The USD/JPY pair broke higher during the course of the session on Wednesday, clearing the top of the hammer that had formed on Tuesday. Remember, I mentioned the hammer yesterday due to the fact that it sat right above the 115 level, and the 38.2% Fibonacci retracement level from the move higher. With that being the case, I felt that this could be a nice buying opportunity. That’s exactly what we got as the market heading towards the 119 handle. We can break out over that level during the session, but at this point time I think the 120 will be tested. If we can get above there, I don’t see any reason why this market does go to the 122 handle to retest the previous high again.

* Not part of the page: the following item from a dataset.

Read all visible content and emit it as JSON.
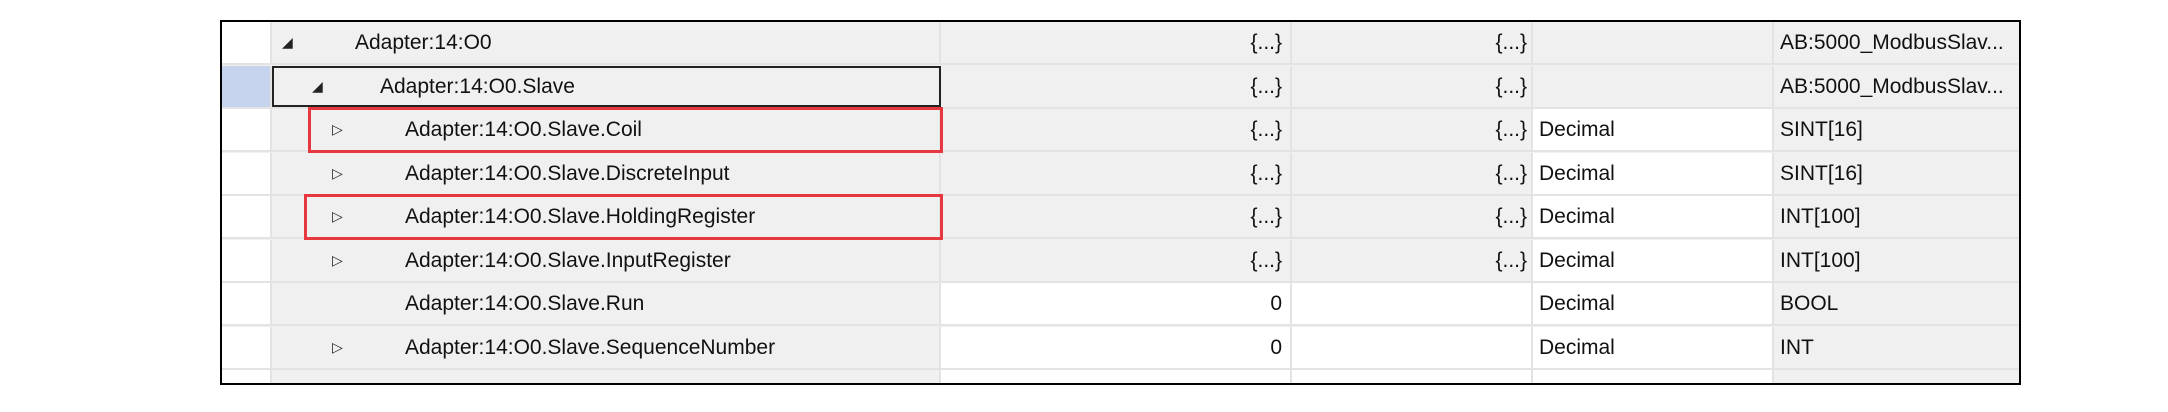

Ultimately, I have no interest in buying the Japanese yen anyways, as the Bank of Japan continues to work against the value of the currency. I believe the pullbacks continue to be buying opportunities, and should be thought of as “value” in the US dollar, which of course is the most favored currency in the Forex markets right now.
Buying dips
I’m continuing to buy dips in this pair as I think it’s only a matter time before the market breaks out to the upside for the longer term. I think that this is a multitier trading I cannot stress enough how much profit can come by shorting the Japanese yen one the currency markets stabilize as they seem to have done recently. After that the fact that the US dollar is so favored, and you essentially have a “one-way trade” in this marketplace right now.
Keep in mind that dips can be 200 pips, and still don’t change the trend. With that being the case, you have to simply look at value add small positions on top of the ones you are have, and discipline build a monster position. That’s what I have been doing for a couple of months now, and I’ve already had nice returns due to that position.